Part 4 - TLS, Performance, More JS, and Progressive Web Apps Flashcards
4th part of the course, Optimizing, new techniques, and a lil bit of security
What is TLS?
Transport Layer Security
- Transport Layer: works on top of TCP/UDP
- Fully integrated with QUIC
- TLS is primarily used to secure data during transmission
What is HTTP inside of TLS is called?
HTTPS
How does TLS ensure identity?
With TLS I can ensure the server I’m connected to is the server I meant to connect to.
This is done with certificates.
A certificate works like an ID card.
The server sends a certificate with its domain name (called a “Common Name”) and a big number called a public key.
The certificate also includes other details, such as who made it, for example, “Bank Inc.”
What does the certificate that the server sends (in TLS) have that is so crucial?
cryptographic signature
What are signed certificates?
The certificate’s signature is unique to that certificate.
If you change the public key or the domain name, the signature won’t match anymore.

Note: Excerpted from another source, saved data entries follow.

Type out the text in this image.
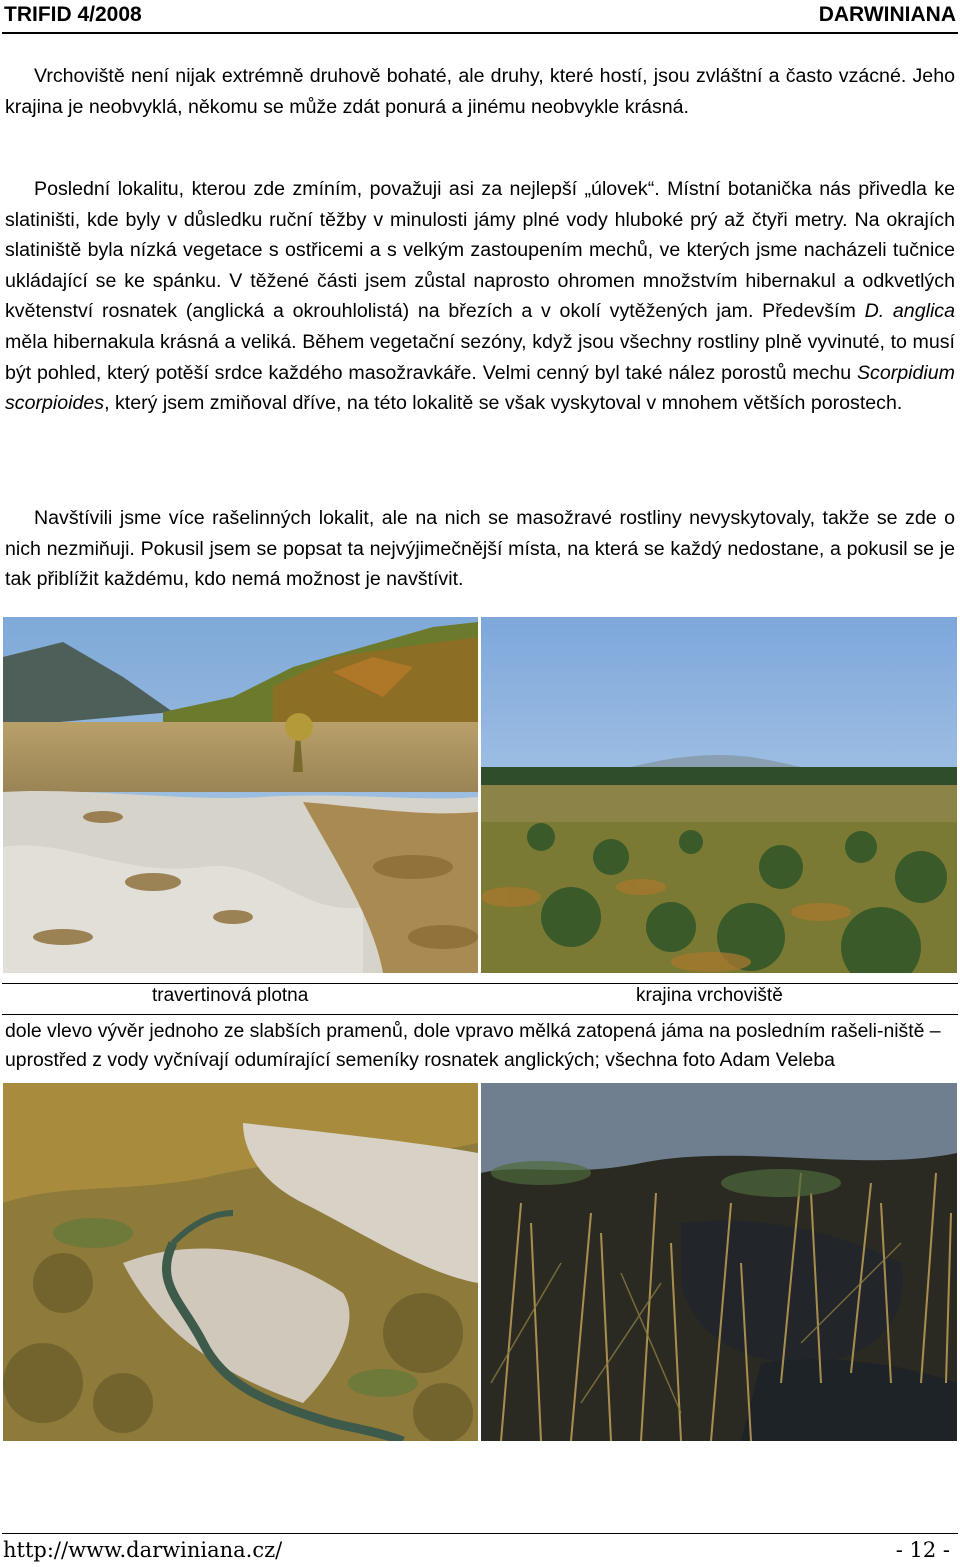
TRIFID 4/2008	DARWINIANA

Vrchoviště není nijak extrémně druhově bohaté, ale druhy, které hostí, jsou zvláštní a často vzácné. Jeho krajina je neobvyklá, někomu se může zdát ponurá a jinému neobvykle krásná.

Poslední lokalitu, kterou zde zmíním, považuji asi za nejlepší „úlovek“. Místní botanička nás přivedla ke slatiništi, kde byly v důsledku ruční těžby v minulosti jámy plné vody hluboké prý až čtyři metry. Na okrajích slatiniště byla nízká vegetace s ostřicemi a s velkým zastoupením mechů, ve kterých jsme nacházeli tučnice ukládající se ke spánku. V těžené části jsem zůstal naprosto ohromen množstvím hibernakul a odkvetlých květenství rosnatek (anglická a okrouhlolistá) na březích a v okolí vytěžených jam. Především D. anglica měla hibernakula krásná a veliká. Během vegetační sezóny, když jsou všechny rostliny plně vyvinuté, to musí být pohled, který potěší srdce každého masožravkáře. Velmi cenný byl také nález porostů mechu Scorpidium scorpioides, který jsem zmiňoval dříve, na této lokalitě se však vyskytoval v mnohem větších porostech.

Navštívili jsme více rašelinných lokalit, ale na nich se masožravé rostliny nevyskytovaly, takže se zde o nich nezmiňuji. Pokusil jsem se popsat ta nejvýjimečnější místa, na která se každý nedostane, a pokusil se je tak přiblížit každému, kdo nemá možnost je navštívit.

travertinová plotna	krajina vrchoviště

dole vlevo vývěr jednoho ze slabších pramenů, dole vpravo mělká zatopená jáma na posledním rašeli-niště – uprostřed z vody vyčnívají odumírající semeníky rosnatek anglických; všechna foto Adam Veleba

http://www.darwiniana.cz/	- 12 -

The certificate’s signature also comes from a specific entity that made that signature.
It tells us who signed it, and only they could have produced that signature.

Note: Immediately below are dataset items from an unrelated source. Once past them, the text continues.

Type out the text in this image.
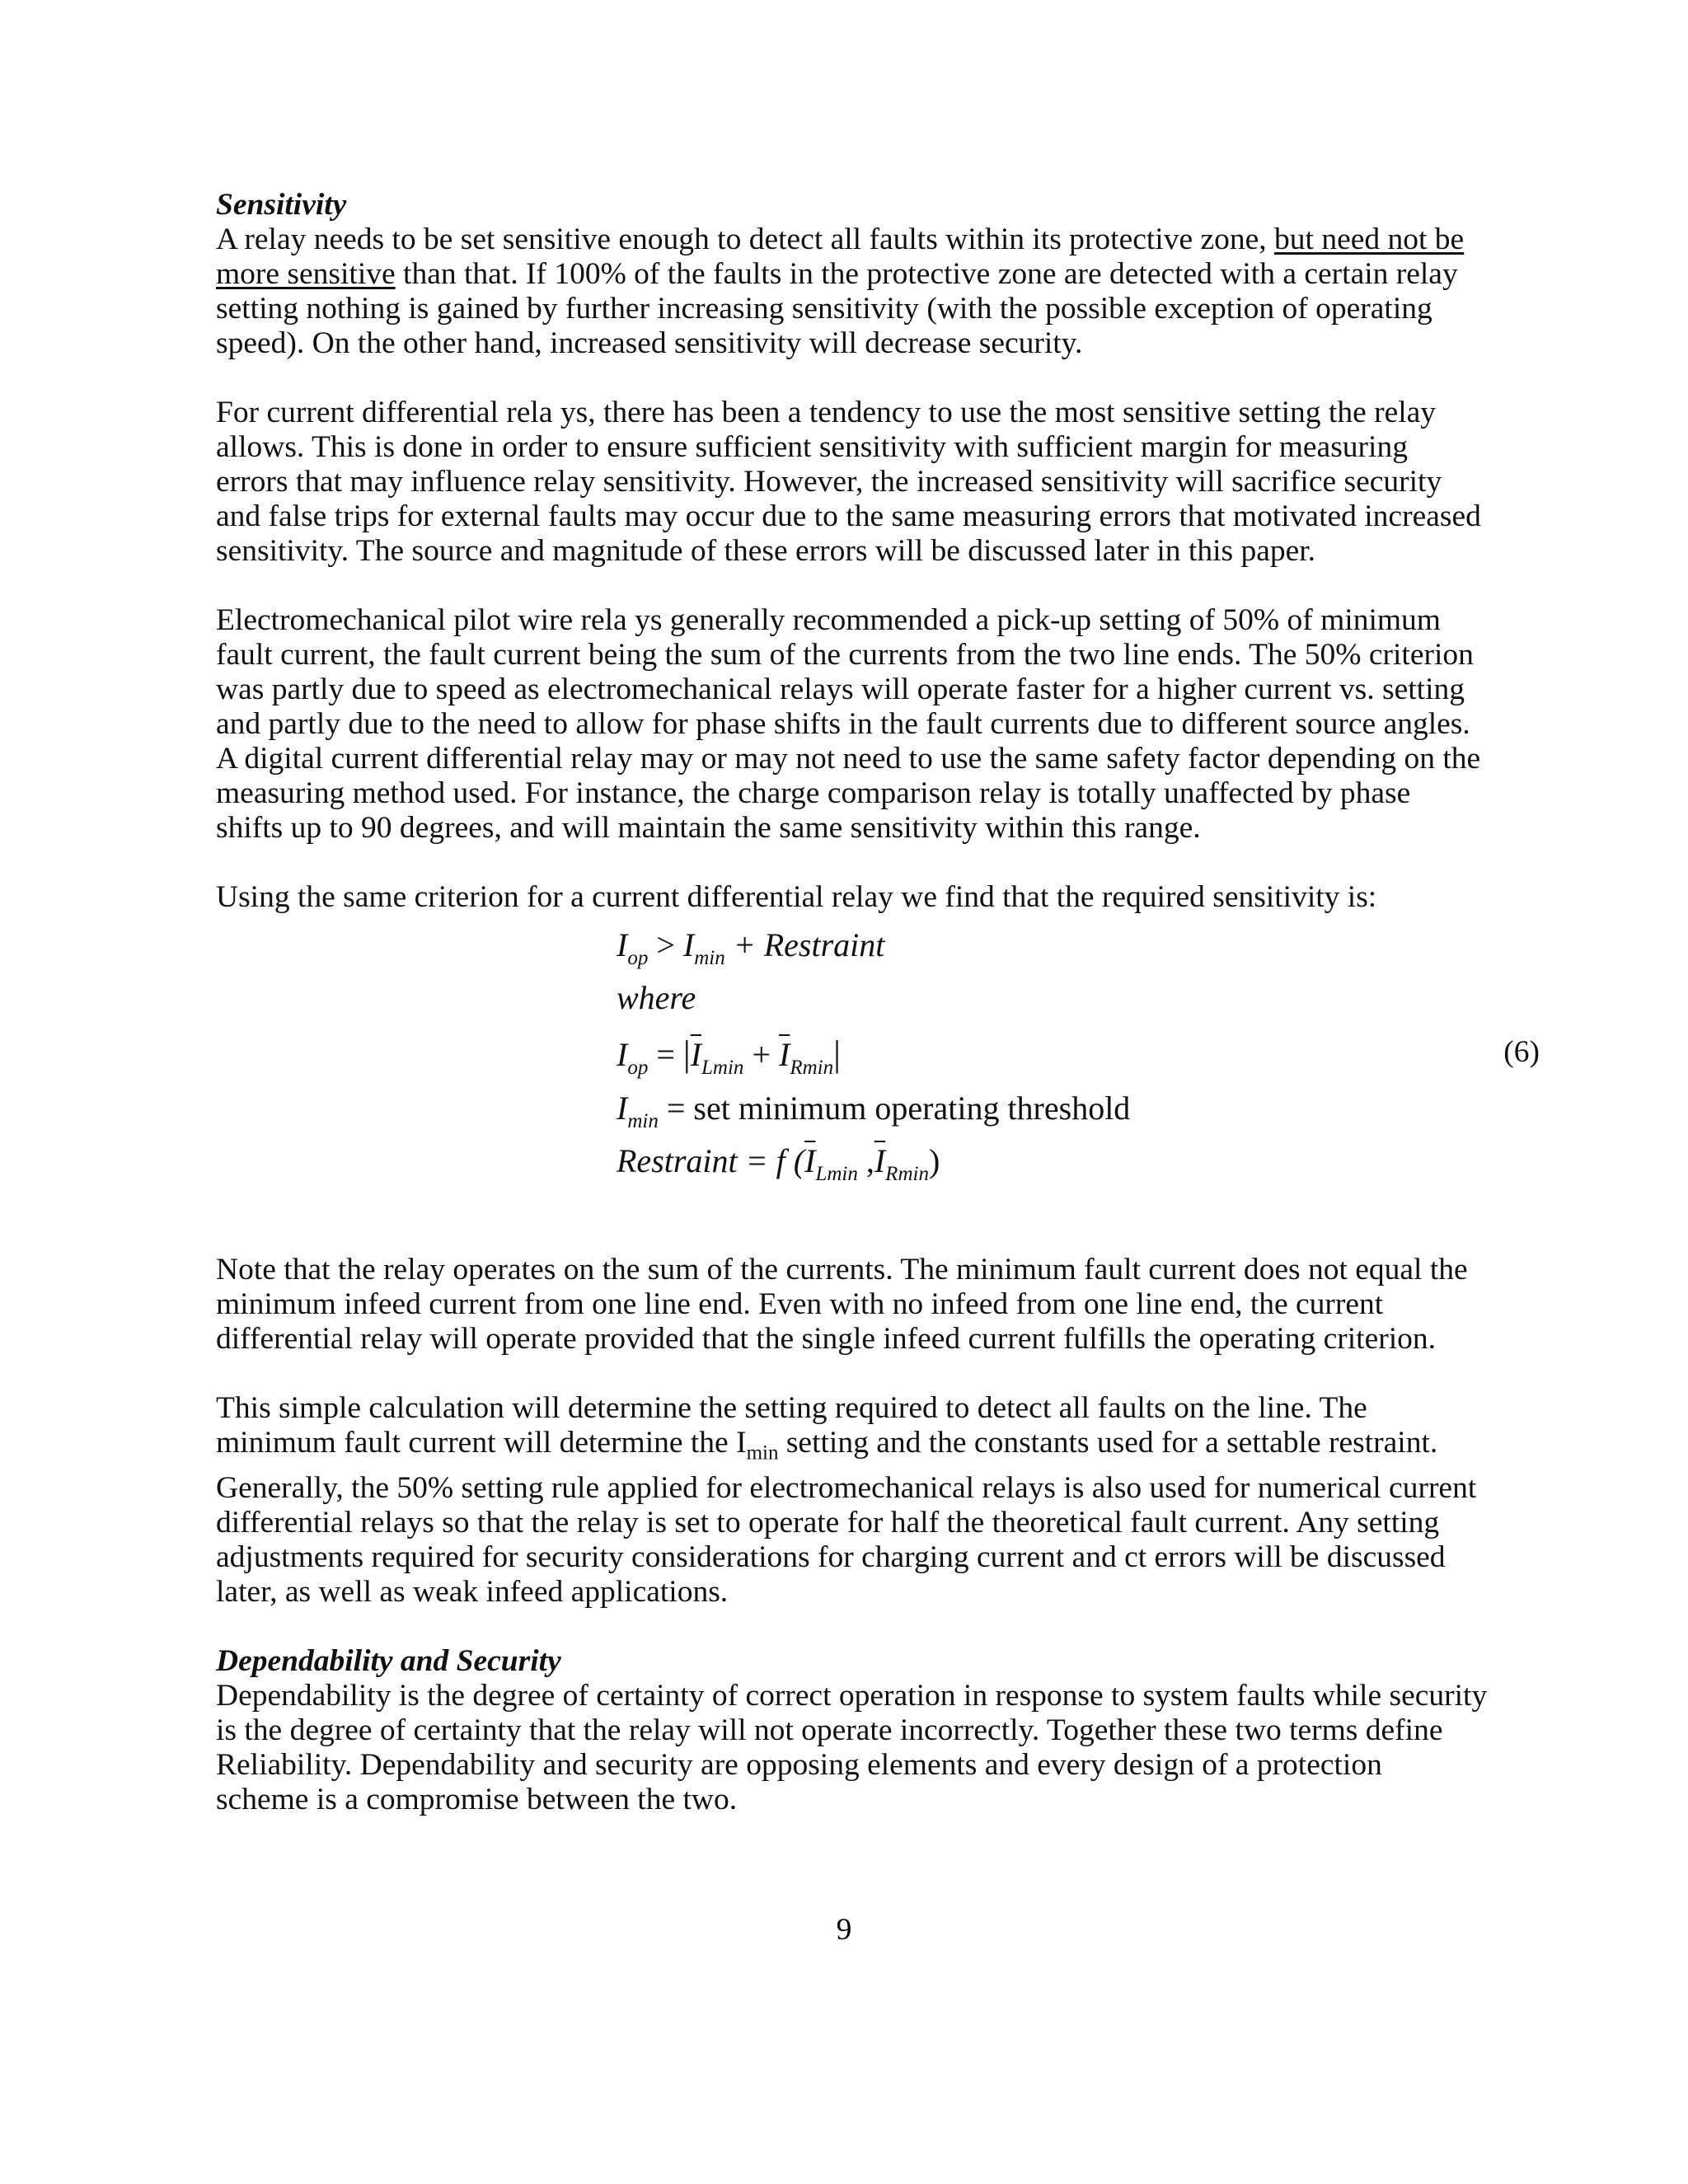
Sensitivity

A relay needs to be set sensitive enough to detect all faults within its protective zone, but need not be
more sensitive than that. If 100% of the faults in the protective zone are detected with a certain relay
setting nothing is gained by further increasing sensitivity (with the possible exception of operating
speed). On the other hand, increased sensitivity will decrease security.

For current differential rela ys, there has been a tendency to use the most sensitive setting the relay
allows. This is done in order to ensure sufficient sensitivity with sufficient margin for measuring
errors that may influence relay sensitivity. However, the increased sensitivity will sacrifice security
and false trips for external faults may occur due to the same measuring errors that motivated increased
sensitivity. The source and magnitude of these errors will be discussed later in this paper.

Electromechanical pilot wire rela ys generally recommended a pick-up setting of 50% of minimum
fault current, the fault current being the sum of the currents from the two line ends. The 50% criterion
was partly due to speed as electromechanical relays will operate faster for a higher current vs. setting
and partly due to the need to allow for phase shifts in the fault currents due to different source angles.
A digital current differential relay may or may not need to use the same safety factor depending on the
measuring method used. For instance, the charge comparison relay is totally unaffected by phase
shifts up to 90 degrees, and will maintain the same sensitivity within this range.

Using the same criterion for a current differential relay we find that the required sensitivity is:

$I_{op} > I_{min}$ + Restraint
where
$I_{op} = |\overline{I}_{Lmin} + \overline{I}_{Rmin}|$
$I_{min}$ = set minimum operating threshold
Restraint = f ($\overline{I}_{Lmin}$ $,\overline{I}_{Rmin}$)
(6)

Note that the relay operates on the sum of the currents. The minimum fault current does not equal the
minimum infeed current from one line end. Even with no infeed from one line end, the current
differential relay will operate provided that the single infeed current fulfills the operating criterion.

This simple calculation will determine the setting required to detect all faults on the line. The
minimum fault current will determine the $I_{min}$ setting and the constants used for a settable restraint.
Generally, the 50% setting rule applied for electromechanical relays is also used for numerical current
differential relays so that the relay is set to operate for half the theoretical fault current. Any setting
adjustments required for security considerations for charging current and ct errors will be discussed
later, as well as weak infeed applications.

Dependability and Security

Dependability is the degree of certainty of correct operation in response to system faults while security
is the degree of certainty that the relay will not operate incorrectly. Together these two terms define
Reliability. Dependability and security are opposing elements and every design of a protection
scheme is a compromise between the two.

9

No one else can pretend to have signed the certificate, or the signature won’t match.
Explain how Cryptographic Signatures work
I make a private key and a public key as a part of a cryptographic signature algorithm.
I keep my private key secret, known only to me.

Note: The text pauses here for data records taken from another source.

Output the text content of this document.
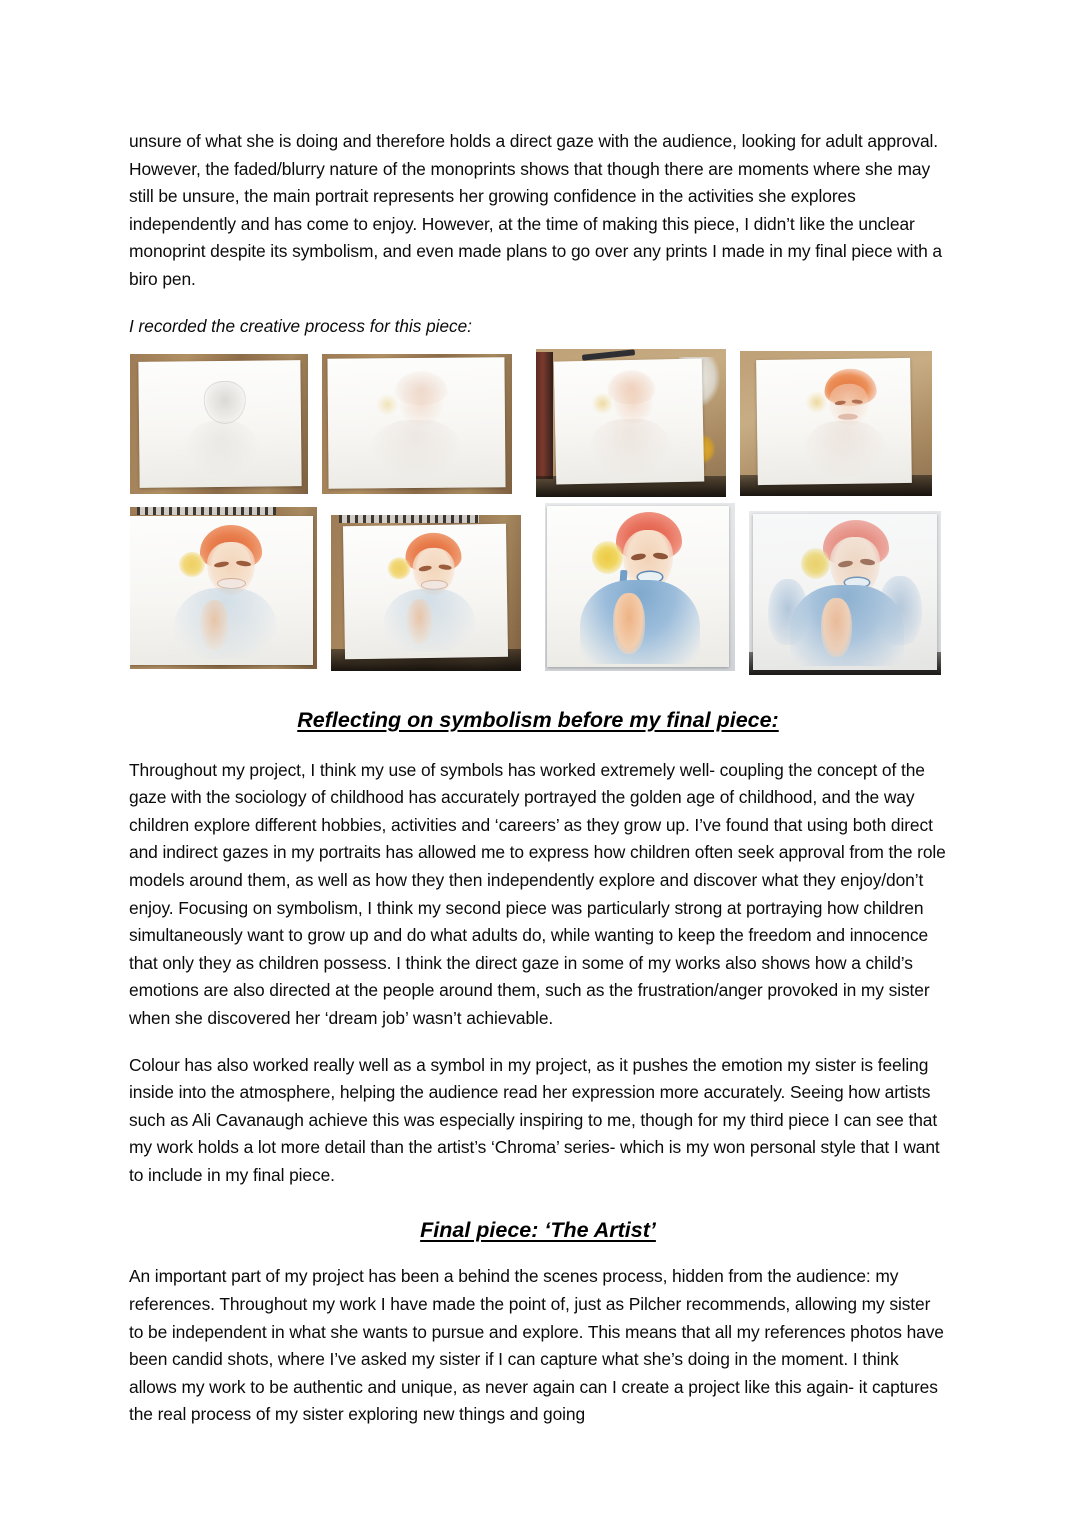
unsure of what she is doing and therefore holds a direct gaze with the audience, looking for adult approval. However, the faded/blurry nature of the monoprints shows that though there are moments where she may still be unsure, the main portrait represents her growing confidence in the activities she explores independently and has come to enjoy. However, at the time of making this piece, I didn’t like the unclear monoprint despite its symbolism, and even made plans to go over any prints I made in my final piece with a biro pen.

I recorded the creative process for this piece:

Reflecting on symbolism before my final piece:

Throughout my project, I think my use of symbols has worked extremely well- coupling the concept of the gaze with the sociology of childhood has accurately portrayed the golden age of childhood, and the way children explore different hobbies, activities and ‘careers’ as they grow up. I’ve found that using both direct and indirect gazes in my portraits has allowed me to express how children often seek approval from the role models around them, as well as how they then independently explore and discover what they enjoy/don’t enjoy. Focusing on symbolism, I think my second piece was particularly strong at portraying how children simultaneously want to grow up and do what adults do, while wanting to keep the freedom and innocence that only they as children possess. I think the direct gaze in some of my works also shows how a child’s emotions are also directed at the people around them, such as the frustration/anger provoked in my sister when she discovered her ‘dream job’ wasn’t achievable.

Colour has also worked really well as a symbol in my project, as it pushes the emotion my sister is feeling inside into the atmosphere, helping the audience read her expression more accurately. Seeing how artists such as Ali Cavanaugh achieve this was especially inspiring to me, though for my third piece I can see that my work holds a lot more detail than the artist’s ‘Chroma’ series- which is my won personal style that I want to include in my final piece.

Final piece: ‘The Artist’

An important part of my project has been a behind the scenes process, hidden from the audience: my references. Throughout my work I have made the point of, just as Pilcher recommends, allowing my sister to be independent in what she wants to pursue and explore. This means that all my references photos have been candid shots, where I’ve asked my sister if I can capture what she’s doing in the moment. I think allows my work to be authentic and unique, as never again can I create a project like this again- it captures the real process of my sister exploring new things and going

I give away my public key to the whole world so everyone knows it’s my public key.
I make signatures by combining my private key and some other information I want to sign. In this case its the banks domain name and the bank’s different public key.
You can check my signature by using my public key (which I already gave you) and combining it with the signature and information that’s been signed to check it.
What is Certificate Authority?
In an example with a bank,
A certificate authority uses their private key to sign the bank’s certificate.
The bank sends their certificate to you so you can check it.
You have the CA’s public key.
You combine it with the banks certificate.
I.E the person that uses their private key to sign the certificate
What is the TLS handshake?
TCP Handshake
Client sends TLS “hello”
Server sends TLS “hello”
Client verifies server certificate
Client and server agree on an encryption key
Client sends encrypted “ready”
Server sends encrypted “ready”
What are Cipher Suites
Client and server agree on crypto algorithm to use during handshake
Many different crypto algorithms are available
So then generally, how do we avoid security problems?
TLS everything
Make sure all traffic to/from your web app is running over TLS
Example: it may not help if only login is over TLS because an attacker can replace your TLS-encrypted login page with an unencrypted one by replacing the link on the unencrypted main site
How do we avoid TLS security problems?
Keep software up to date
No Windows XP
Don’t communicate with out-of-date software
Example: if something on your site is meant to be secret, even one bad client can leak the secret!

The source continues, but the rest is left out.